Dans mon précédent billet, je me livrais à un pur exercice de pensée, totalement littéraire et gratuit, visant à montrer que, peut-être, de façon tout à fait prudente, il serait possible de trouver certaines similitudes – et je m’empresse de le dire, “comparaison n’est pas raison” – entre les théories et les pratiques politiques des élites dirigeantes du Falanxi et certain(e)s dictateur(e)s italien(ne)s et allemand(e)s (que diable, assez de sexisme, les femmes nous ont bien montré qu’elles aussi pouvaient imposer brillamment leur leadership sur des hommes) du siècle dernier, qui, quoique souvent critiqués pour avoir fait un certain nombre de convertis au corps froids, ont aussi, il faut bien le dire, ce n’est pas assez mis à leur crédit, protégé leurs peuples des méfaits du méchant, nécessairement méchant et surtout discriminant capitalisme.

Veuillez excusez le style légèrement tortueux de cette introduction, mais je ne voudrais surtout pas être accusé de blesser la sensibilité de ceux parmi mes lecteurs qui pourraient se sentir proches des courants politiques, tout à fait respectables par ailleurs, que l’on discrédite fort injustement en les subsumant sous l’épithète péjorative de fasciste.

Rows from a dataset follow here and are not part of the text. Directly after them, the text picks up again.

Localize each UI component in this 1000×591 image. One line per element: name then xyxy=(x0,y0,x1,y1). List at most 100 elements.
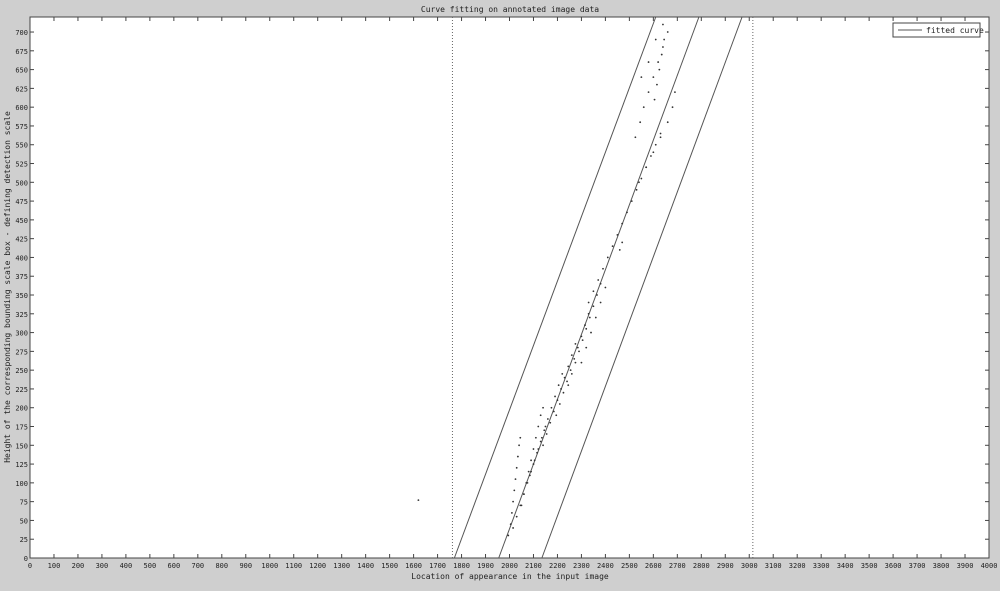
x-tick-label: 2300 xyxy=(573,562,590,570)
data-point xyxy=(515,466,518,469)
data-point xyxy=(519,436,522,439)
data-point xyxy=(562,391,565,394)
data-point xyxy=(574,342,577,345)
data-point xyxy=(580,335,583,338)
y-tick-label: 300 xyxy=(15,330,28,338)
x-tick-label: 3900 xyxy=(957,562,974,570)
data-point xyxy=(530,470,532,473)
x-tick-label: 2700 xyxy=(669,562,686,570)
data-point xyxy=(657,61,660,63)
data-point xyxy=(563,376,566,379)
x-tick-label: 1600 xyxy=(405,562,422,570)
x-tick-label: 3300 xyxy=(813,562,830,570)
x-tick-label: 0 xyxy=(28,562,32,570)
y-tick-label: 475 xyxy=(15,198,28,206)
data-point xyxy=(626,211,628,214)
data-point xyxy=(526,481,529,484)
x-tick-label: 900 xyxy=(239,562,252,570)
data-point xyxy=(599,282,602,285)
data-point xyxy=(597,279,600,281)
x-tick-label: 1700 xyxy=(429,562,446,570)
y-tick-label: 600 xyxy=(15,104,28,112)
x-tick-label: 2600 xyxy=(645,562,662,570)
data-point xyxy=(417,499,420,502)
y-tick-label: 675 xyxy=(15,48,28,56)
y-axis-label: Height of the corresponding bounding sca… xyxy=(3,111,12,463)
data-point xyxy=(647,91,650,94)
x-tick-label: 3600 xyxy=(885,562,902,570)
data-point xyxy=(587,312,590,315)
data-point xyxy=(537,448,540,450)
data-point xyxy=(594,316,597,319)
y-tick-label: 125 xyxy=(15,461,28,469)
data-point xyxy=(611,245,614,248)
chart-title: Curve fitting on annotated image data xyxy=(421,5,599,14)
y-tick-label: 650 xyxy=(15,67,28,75)
x-tick-label: 1000 xyxy=(261,562,278,570)
data-point xyxy=(550,406,553,409)
data-point xyxy=(640,76,643,79)
x-tick-label: 3200 xyxy=(789,562,806,570)
data-point xyxy=(590,331,592,334)
data-point xyxy=(621,222,624,225)
data-point xyxy=(652,76,655,79)
data-point xyxy=(544,425,547,428)
data-point xyxy=(514,478,517,481)
data-point xyxy=(567,365,570,368)
data-point xyxy=(570,354,573,357)
y-tick-label: 75 xyxy=(20,499,28,507)
data-point xyxy=(542,444,544,447)
x-tick-label: 1200 xyxy=(309,562,326,570)
x-tick-label: 3800 xyxy=(933,562,950,570)
data-point xyxy=(630,200,633,202)
data-point xyxy=(512,527,514,529)
data-point xyxy=(569,369,572,372)
data-point xyxy=(658,68,661,71)
data-point xyxy=(510,512,513,514)
y-tick-label: 325 xyxy=(15,311,28,319)
x-tick-label: 3100 xyxy=(765,562,782,570)
x-tick-label: 500 xyxy=(144,562,157,570)
data-point xyxy=(662,46,664,48)
data-point xyxy=(653,98,656,101)
data-point xyxy=(635,188,638,191)
data-point xyxy=(639,121,642,124)
data-point xyxy=(584,324,586,326)
data-point xyxy=(574,361,577,364)
x-tick-label: 800 xyxy=(215,562,228,570)
data-point xyxy=(581,339,584,341)
y-tick-label: 625 xyxy=(15,85,28,93)
data-point xyxy=(555,414,558,417)
x-tick-label: 700 xyxy=(191,562,204,570)
data-point xyxy=(640,177,643,180)
x-tick-label: 200 xyxy=(72,562,85,570)
data-point xyxy=(573,357,576,360)
data-point xyxy=(580,361,583,364)
data-point xyxy=(557,384,560,387)
x-tick-label: 3400 xyxy=(837,562,854,570)
x-tick-label: 600 xyxy=(168,562,181,570)
data-point xyxy=(527,470,530,473)
data-point xyxy=(549,421,552,424)
x-axis-label: Location of appearance in the input imag… xyxy=(411,572,609,581)
data-point xyxy=(663,38,666,41)
data-point xyxy=(662,23,664,26)
data-point xyxy=(539,414,542,417)
data-point xyxy=(515,515,518,518)
chart-figure: Curve fitting on annotated image data Lo… xyxy=(0,0,1000,591)
plot-area xyxy=(29,16,990,559)
x-tick-label: 2500 xyxy=(621,562,638,570)
y-tick-label: 425 xyxy=(15,236,28,244)
x-tick-label: 1400 xyxy=(357,562,374,570)
y-tick-label: 0 xyxy=(24,555,28,563)
data-point xyxy=(638,181,640,184)
data-point xyxy=(534,436,537,439)
data-point xyxy=(543,429,546,432)
data-point xyxy=(606,256,609,259)
y-tick-label: 700 xyxy=(15,29,28,37)
x-tick-label: 3500 xyxy=(861,562,878,570)
y-tick-label: 225 xyxy=(15,386,28,394)
data-point xyxy=(671,106,674,109)
data-point xyxy=(647,61,650,63)
y-tick-label: 250 xyxy=(15,367,28,375)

Après tout, cette famille politique a clairement le vent en poupe non seulement dans le Falanxi, où à ce rythme il sera bientôt non seulement avouable, mais même respectable de vouloir faire taire ses contradicteurs à coups de bottes cloutées sur le museau, mais aussi dans d’autres pays proches culturellement, tels que le Pays du Grand Mouton (羊大国, meiguo), dont je n’ai jamais encore vraiment parlé ici.

Encore une fois, je regarde tout cela du neutre point de vue d’un étranger qui, n’ayant pas grandi au sein de vos cultures millénaires, ne se permettrait absolument pas d’en juger le bien fondé et la haute moralité. En particulier considérant les risques de plus en plus importants qu’il y a à ouvrir son bec pour dire des choses non approuvées par l’empereur et ses augustes eunuques.

Le Pays du Grand Mouton est un lointain royaume à la superficie fort étendue, dont les habitants se nourrissent essentiellement d’une sorte de pain fourré à la viande, assez semblable à nos 夹肉饼, qu’ils appellent 汉堡包 (hanbaobao, essayez de le prononcer la bouche pleine, l’illusion est totale), sujet inépuisable des moqueries des sujets de l’empereur du Falanxi. Autrefois remarquable par sa jeunesse revendicative, à l’avant-garde de la résistance à l’oppression, en particulier gouvernementale, il est aujourd’hui le théâtre d’autres scènes de résistance infantile juvénile à une oppression autrement plus ridicule insidieuse : les soirées costumées non-respectueuses des minorités, en particulier raciales ethniques et sexuelles genrées.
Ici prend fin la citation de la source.